MI paciente recayó, ¿no hay avances en la terapia?

FALSO, sin embargo, es algo que aparece bastante en las supervisiones. ¿Cuántas veces tte ha pasado que tu paciente “retrocede” y sientes que entonces tu proceso de terapia no está avanzando? O ¡incluso que no ha servido de nada! ¡¡a veces nos ponemos catastróficas también!!


La verdad que más que ser un error, tiene que ver con cómo entiendes una recaída y cómo estas “posicionandola” dentro del cuadro completo. Debemos recordar que, durante el periodo de término de una terapia, uno de los aspectos que empieza a suceder son las posibles recaidas. Estas son esperables, normales e, incluso, deseables para aprender de ellas y reforzar el cambio. Incluso las prescribimos, es decir, buscamos disminuir los posibles esfuerzos del consultante por no cometer un solo error, lo cual lo puede llevar a caer en los viejos intentos de solución que anteriormente mantenían el problema, para entonces afinar el plan de acción y descubrir qué conductas alternativas pueden ser útiles en dichos momentos.


Al entenderlas como esperables y planteárselas de esta forma al paciente, permite que cuando esta ocurra, la persona tendrá la posibilidad de tolerarla mejor, en la medida que la signifique como parte de la mejoría.



Lo que si es importante es saber qué hacer con estas recaídas y como “sacarles el jugo” para que efectivamente sean parte de la mejoría del proceso. Primero que nada, como terapeuta se sugiere mantener una postura optimista y no paralizarse con el pesimismo del paciente luego de una recaída. Si esperamos que el consultante vuelva rápidamente a la carrera, nuestra expectativa de cambio tendrá un impacto positivo en su comportamiento e inyectará esperanza. Esta misma actitud como terapeuta empodera al paciente a volver a intenta rápidamente volver al funcionamiento sano.

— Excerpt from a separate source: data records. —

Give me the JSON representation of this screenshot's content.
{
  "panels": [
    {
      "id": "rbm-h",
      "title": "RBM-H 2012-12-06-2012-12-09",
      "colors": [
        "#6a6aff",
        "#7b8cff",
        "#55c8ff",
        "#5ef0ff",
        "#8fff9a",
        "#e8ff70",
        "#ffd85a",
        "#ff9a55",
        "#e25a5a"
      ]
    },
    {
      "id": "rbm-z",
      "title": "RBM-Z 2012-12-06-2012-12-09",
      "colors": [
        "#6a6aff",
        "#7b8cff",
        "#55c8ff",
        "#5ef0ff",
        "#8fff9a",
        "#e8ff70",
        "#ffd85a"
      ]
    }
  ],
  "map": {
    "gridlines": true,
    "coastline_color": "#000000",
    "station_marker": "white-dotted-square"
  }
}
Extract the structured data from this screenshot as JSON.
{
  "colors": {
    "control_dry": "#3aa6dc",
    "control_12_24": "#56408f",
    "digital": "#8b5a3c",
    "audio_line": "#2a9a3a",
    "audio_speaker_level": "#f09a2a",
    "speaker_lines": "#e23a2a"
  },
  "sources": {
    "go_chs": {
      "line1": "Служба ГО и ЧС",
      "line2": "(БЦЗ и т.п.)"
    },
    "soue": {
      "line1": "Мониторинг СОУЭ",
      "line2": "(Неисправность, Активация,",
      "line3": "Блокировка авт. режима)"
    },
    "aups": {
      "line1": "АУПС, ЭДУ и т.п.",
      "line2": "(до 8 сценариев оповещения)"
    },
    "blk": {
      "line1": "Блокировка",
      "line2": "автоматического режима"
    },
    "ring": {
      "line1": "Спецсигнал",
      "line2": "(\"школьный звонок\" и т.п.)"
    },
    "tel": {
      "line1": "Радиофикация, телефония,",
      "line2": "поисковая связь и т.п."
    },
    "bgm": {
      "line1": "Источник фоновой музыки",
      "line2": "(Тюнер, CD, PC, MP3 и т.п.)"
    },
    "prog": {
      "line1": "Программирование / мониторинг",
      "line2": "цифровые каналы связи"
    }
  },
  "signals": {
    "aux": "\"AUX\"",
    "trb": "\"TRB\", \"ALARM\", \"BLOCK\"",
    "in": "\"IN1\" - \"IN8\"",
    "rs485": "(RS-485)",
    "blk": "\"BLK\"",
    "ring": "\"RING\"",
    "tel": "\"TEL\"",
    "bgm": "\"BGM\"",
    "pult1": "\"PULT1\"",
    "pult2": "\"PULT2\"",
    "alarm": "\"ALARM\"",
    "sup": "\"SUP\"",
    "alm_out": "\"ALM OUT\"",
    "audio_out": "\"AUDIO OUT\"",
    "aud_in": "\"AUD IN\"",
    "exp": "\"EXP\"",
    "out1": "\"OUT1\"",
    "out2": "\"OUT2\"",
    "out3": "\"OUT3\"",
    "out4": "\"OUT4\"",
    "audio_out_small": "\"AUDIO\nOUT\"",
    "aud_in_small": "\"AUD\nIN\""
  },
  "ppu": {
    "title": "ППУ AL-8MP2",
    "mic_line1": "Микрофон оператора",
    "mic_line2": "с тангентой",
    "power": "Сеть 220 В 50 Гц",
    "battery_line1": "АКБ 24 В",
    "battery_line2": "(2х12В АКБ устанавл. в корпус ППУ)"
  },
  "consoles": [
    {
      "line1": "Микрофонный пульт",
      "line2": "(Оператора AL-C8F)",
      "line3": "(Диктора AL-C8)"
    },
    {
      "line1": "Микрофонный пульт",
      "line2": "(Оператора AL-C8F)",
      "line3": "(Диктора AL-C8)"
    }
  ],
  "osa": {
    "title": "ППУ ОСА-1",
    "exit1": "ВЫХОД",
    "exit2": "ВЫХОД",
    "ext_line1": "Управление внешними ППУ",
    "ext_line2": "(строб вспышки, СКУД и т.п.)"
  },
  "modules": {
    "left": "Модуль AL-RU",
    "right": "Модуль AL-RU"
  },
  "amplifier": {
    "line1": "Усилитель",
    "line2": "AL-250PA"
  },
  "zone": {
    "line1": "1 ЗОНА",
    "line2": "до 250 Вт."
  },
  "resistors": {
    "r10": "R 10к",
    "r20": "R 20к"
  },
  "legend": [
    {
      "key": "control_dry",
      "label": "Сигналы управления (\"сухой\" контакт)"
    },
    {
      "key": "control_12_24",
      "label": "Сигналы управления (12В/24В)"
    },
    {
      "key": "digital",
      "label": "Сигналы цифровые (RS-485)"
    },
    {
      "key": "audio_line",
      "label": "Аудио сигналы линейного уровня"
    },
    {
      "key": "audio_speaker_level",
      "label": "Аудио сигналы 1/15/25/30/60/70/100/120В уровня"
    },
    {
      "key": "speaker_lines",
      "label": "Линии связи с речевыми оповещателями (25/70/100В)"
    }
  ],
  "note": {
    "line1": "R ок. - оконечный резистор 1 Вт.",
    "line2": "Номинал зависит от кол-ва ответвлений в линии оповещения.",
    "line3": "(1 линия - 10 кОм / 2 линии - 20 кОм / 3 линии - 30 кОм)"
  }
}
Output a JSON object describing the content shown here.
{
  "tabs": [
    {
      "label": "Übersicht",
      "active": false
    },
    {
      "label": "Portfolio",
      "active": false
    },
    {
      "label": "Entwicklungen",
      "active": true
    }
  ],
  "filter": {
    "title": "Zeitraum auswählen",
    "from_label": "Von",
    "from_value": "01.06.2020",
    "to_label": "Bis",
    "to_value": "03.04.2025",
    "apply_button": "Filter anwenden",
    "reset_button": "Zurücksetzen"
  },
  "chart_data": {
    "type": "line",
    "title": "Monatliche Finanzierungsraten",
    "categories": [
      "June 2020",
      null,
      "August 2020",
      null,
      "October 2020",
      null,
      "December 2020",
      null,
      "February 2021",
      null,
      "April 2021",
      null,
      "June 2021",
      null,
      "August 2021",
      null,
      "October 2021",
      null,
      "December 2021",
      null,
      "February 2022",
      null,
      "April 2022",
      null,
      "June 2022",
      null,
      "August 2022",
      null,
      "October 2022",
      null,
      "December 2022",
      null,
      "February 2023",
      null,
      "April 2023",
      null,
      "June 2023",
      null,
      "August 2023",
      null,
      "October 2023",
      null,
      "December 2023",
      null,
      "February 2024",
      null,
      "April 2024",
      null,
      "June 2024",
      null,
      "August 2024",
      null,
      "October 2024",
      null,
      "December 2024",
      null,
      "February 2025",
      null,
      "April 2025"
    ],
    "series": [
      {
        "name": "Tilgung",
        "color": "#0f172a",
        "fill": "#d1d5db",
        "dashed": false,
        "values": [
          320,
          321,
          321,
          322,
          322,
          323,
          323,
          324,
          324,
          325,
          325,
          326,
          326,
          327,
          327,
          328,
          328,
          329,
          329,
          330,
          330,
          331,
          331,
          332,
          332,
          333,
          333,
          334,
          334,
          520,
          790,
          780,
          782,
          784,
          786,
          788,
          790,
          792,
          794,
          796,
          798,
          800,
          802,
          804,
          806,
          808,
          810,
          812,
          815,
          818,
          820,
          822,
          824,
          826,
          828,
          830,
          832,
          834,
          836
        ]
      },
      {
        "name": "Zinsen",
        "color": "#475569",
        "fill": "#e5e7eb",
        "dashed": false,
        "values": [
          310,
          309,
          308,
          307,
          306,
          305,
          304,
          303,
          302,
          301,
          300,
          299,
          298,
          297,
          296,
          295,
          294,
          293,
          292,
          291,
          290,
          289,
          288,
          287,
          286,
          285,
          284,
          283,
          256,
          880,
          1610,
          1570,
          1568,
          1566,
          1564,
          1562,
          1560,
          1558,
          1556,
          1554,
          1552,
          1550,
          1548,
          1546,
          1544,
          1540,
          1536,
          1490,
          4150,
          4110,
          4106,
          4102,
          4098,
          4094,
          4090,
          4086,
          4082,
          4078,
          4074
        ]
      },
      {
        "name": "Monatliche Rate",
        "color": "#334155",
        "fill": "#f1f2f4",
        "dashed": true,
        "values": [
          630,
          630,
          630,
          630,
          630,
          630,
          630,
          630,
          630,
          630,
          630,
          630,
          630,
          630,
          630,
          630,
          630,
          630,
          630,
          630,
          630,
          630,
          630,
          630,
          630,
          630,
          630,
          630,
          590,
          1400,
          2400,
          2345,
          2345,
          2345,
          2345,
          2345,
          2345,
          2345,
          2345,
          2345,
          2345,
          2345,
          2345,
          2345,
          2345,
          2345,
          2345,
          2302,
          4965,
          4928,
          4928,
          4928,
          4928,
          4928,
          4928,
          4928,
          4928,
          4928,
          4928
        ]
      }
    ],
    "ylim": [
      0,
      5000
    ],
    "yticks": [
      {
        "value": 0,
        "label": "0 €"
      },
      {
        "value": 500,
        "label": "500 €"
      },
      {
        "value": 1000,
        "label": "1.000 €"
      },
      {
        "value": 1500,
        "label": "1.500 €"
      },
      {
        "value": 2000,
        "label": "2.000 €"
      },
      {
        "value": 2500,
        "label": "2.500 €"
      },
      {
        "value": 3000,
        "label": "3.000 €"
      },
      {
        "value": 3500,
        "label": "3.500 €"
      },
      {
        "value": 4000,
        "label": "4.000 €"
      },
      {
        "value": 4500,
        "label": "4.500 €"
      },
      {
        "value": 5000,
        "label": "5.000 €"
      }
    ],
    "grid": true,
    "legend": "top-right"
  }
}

A continuación, dejamos algunas preguntas para sacar el máximo aprendizaje a estas experiencias más ingratas:

  • ¿Cómo te las arreglaste para no volver a cortarte el resto de los días de la semana después de tu recaída del lunes?

  • ¿Qué te dijiste a ti mismo/a o qué hiciste que fue de ayuda para que volvieras a ponerte en camino rápidamente?

  • Después de la recaída, ¿tus padres hicieron algo diferente que tú hayas encontrado de utilidad?

  • ¿Qué tuvo de diferente esta recaída de las otras?

  • ¿Qué has aprendido de esta recaída que inmediatamente pondrás en práctica?

  • ¿Qué necesitas hacer más para mantenerte en esta línea?

  • ¿Qué diría tu (padre/madre/abuela/psiquiatra) que tú necesitas hacer más para que te sea más fácil mantenerte bien?

  • ¿Qué has aprendido o descubierto a partir de esta recaída que es importante mirar?

  • ¿Qué pensamientos o acciones te ayudan para volver al centro?

  • ¿Con qué recursos cuentas para hacerle frente a la recaída?

  • Hacer un tipo de simulacro u operación Deyse o plan Cooper, en el sentido de practicar cómo trabajarán juntos los distintos actores (paciente, familia, contexto) para intervenir tempranamente en la prevención de las recaídas que parecen estar por ocurrir, así como también practicar qué pasos dará cada uno para manejar constructivamente la recaída una vez que esta ocurre.

  • ¿Qué pasos tendrías que dar para impedir una reincidencia importante?

  • ¿Qué te dirías a ti mismo para ayudarte a rápidamente volver a la buena senda?

Entonces la invitación es a entender la recaída como parte de un proceso efectivo, cuyo propósito es su fuente de aprendizaje y es nuestra labor preparar a nuestros pacientes a saber qué hacer y cómo, cuando esta ocurra, y aprender de la misma experiencia.


¿Cómo trabajas tú la recaída en tus procesos clínicos? ¿Cómo logras que sucedan esas instancias?